August 6th, 2013 by eric

In researching the possibility of applying for an NSF grant to buy a DNA sequencer for the UAF Core Facility, I did some looking into previously funded grants for DNA sequencers. I found that of the $297 million dollars spent by the Directorate of Biological Infrastructure (DBI) on Major Research Infrastructure (MRI) grants over the past 15 years, only 10% was spent on DNA sequencing instrumentation. I am trying to decide whether this is surprising or not. What do you think?


On one hand, DNA sequencing has completely revolutionized biology over the past 20 years, and technological innovation is still proceeding at a Moore’s Law-beating pace, which would seem to indicate that biologists should be requesting (and getting) new and better instruments all the time to keep up and make new discoveries.

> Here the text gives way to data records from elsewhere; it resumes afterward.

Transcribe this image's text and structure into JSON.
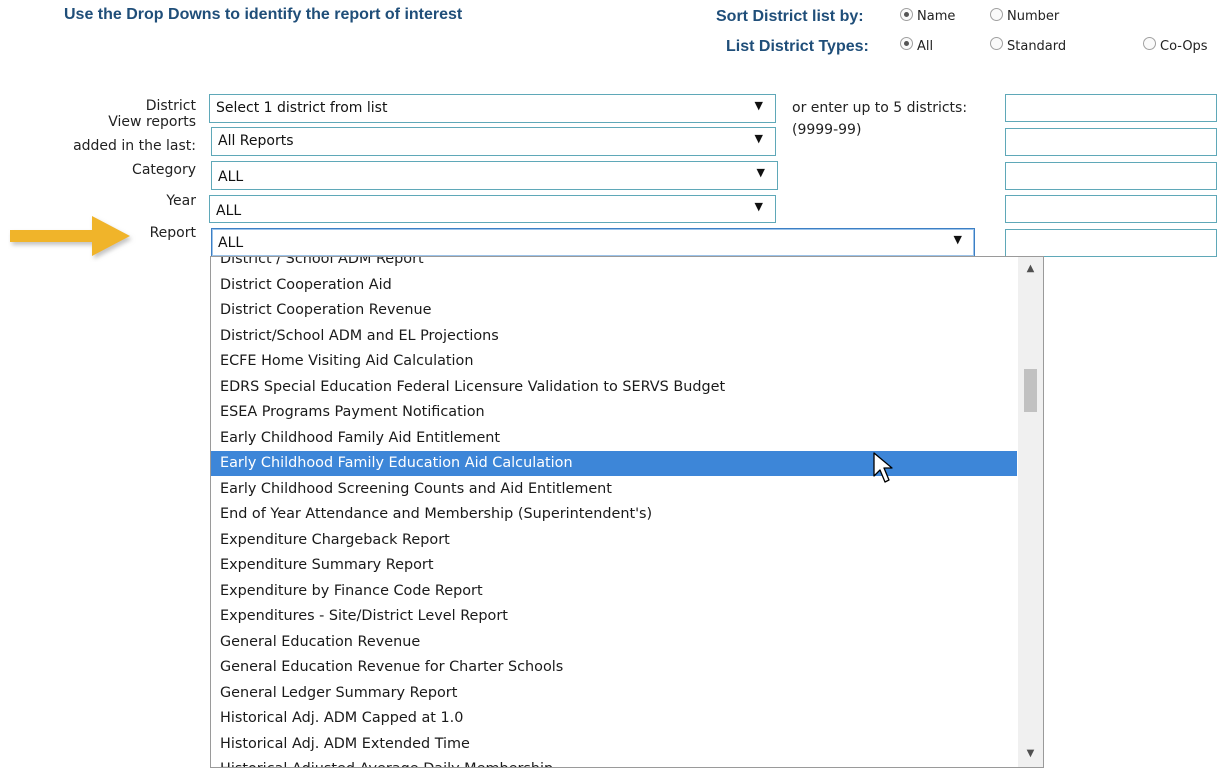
{
  "header": {
    "instruction": "Use the Drop Downs to identify the report of interest",
    "sort_label": "Sort District list by:",
    "sort_options": [
      {
        "label": "Name",
        "checked": true
      },
      {
        "label": "Number",
        "checked": false
      }
    ],
    "types_label": "List District Types:",
    "type_options": [
      {
        "label": "All",
        "checked": true
      },
      {
        "label": "Standard",
        "checked": false
      },
      {
        "label": "Co-Ops",
        "checked": false
      }
    ]
  },
  "form": {
    "district_label": "District",
    "district_value": "Select 1 district from list",
    "view_label_line1": "View reports",
    "view_label_line2": "added in the last:",
    "view_value": "All Reports",
    "category_label": "Category",
    "category_value": "ALL",
    "year_label": "Year",
    "year_value": "ALL",
    "report_label": "Report",
    "report_value": "ALL",
    "alt_label_line1": "or enter up to 5 districts:",
    "alt_label_line2": "(9999-99)"
  },
  "dropdown": {
    "items": [
      "District / School ADM Report",
      "District Cooperation Aid",
      "District Cooperation Revenue",
      "District/School ADM and EL Projections",
      "ECFE Home Visiting Aid Calculation",
      "EDRS Special Education Federal Licensure Validation to SERVS Budget",
      "ESEA Programs Payment Notification",
      "Early Childhood Family Aid Entitlement",
      "Early Childhood Family Education Aid Calculation",
      "Early Childhood Screening Counts and Aid Entitlement",
      "End of Year Attendance and Membership (Superintendent's)",
      "Expenditure Chargeback Report",
      "Expenditure Summary Report",
      "Expenditure by Finance Code Report",
      "Expenditures - Site/District Level Report",
      "General Education Revenue",
      "General Education Revenue for Charter Schools",
      "General Ledger Summary  Report",
      "Historical Adj. ADM Capped at 1.0",
      "Historical Adj. ADM Extended Time",
      "Historical Adjusted Average Daily Membership"
    ],
    "selected_index": 8
  },
  "icons": {
    "arrow": "pointer-arrow-icon",
    "cursor": "mouse-cursor-icon",
    "dropdown": "dropdown-arrow-icon"
  },
  "colors": {
    "heading": "#1f4e79",
    "field_border": "#5fa8b8",
    "selection": "#3d86d8",
    "arrow": "#f0b429"
  }
}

On the other hand, there are huge sequencing facilities like the Department of Energy Joint Genome Institute which keep entire rooms full of these instruments, and provide access to outside researchers via a proposal process.

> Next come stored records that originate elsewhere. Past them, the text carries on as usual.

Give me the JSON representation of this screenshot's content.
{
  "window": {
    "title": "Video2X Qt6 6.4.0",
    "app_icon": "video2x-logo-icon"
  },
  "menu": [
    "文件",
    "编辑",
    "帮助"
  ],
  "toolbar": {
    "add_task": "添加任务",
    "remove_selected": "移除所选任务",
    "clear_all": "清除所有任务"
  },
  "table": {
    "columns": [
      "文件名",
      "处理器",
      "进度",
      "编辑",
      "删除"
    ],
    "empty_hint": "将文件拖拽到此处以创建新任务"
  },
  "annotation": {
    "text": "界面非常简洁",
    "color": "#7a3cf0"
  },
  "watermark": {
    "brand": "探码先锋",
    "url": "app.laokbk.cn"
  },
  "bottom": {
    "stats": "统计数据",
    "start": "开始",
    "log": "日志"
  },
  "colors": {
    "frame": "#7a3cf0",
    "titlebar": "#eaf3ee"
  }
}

There is also a robust outsourcing market for DNA sequencing services, with a number of companies (and university research centers) providing extensive services including library prep, sequencing, and bioinformatic analysis. It might also be that researchers are getting money from sources other than the MRI program to acquire sequencing machines. If you have insight on what other programs are funding these instruments please comment below.

So is it better for biologists to have access to a combination of central (e.g. JGI) and commercial DNA sequencing centers, rather than a DNA sequencer in every lab? Of the most recent DNA sequencers purchased through the MRI program, two of them were Ion Torrent’s Personal Genome Machines (and several were capillary sequencers!?). These sequencers are lower in cost (~$75 thousand each) than many of the big, industrial sized machines that have come before. Illumina is also marketing a ‘personal’ sequencer called the MiSeq (the one I’m interested in, ~$125 thousand), which is much smaller and easier to use than its flagship HiSeq machine.

So is it time for every biologist to have a sequencer in their lab? I doubt it will happen any time soon, or even needs to. I think at this point a good balance is a sequencer in every facility/institute/campus. This setup would maximize usage of the instrument for local users, provide opportunities for training and classroom use, and allow users to walk down the hall for support rather than sending an email that may languish in some distant inbox for days.

In the meantime, I noticed that a large fraction of the DBI-MRI budget is spent on microscopes, of all types (at least $115 million). Microscopes are, of course, of central importance to nearly every field of biology, especially including my own field, microbiology. Perhaps I should just ask for a fancy microscope and leave the sequencing to others for now?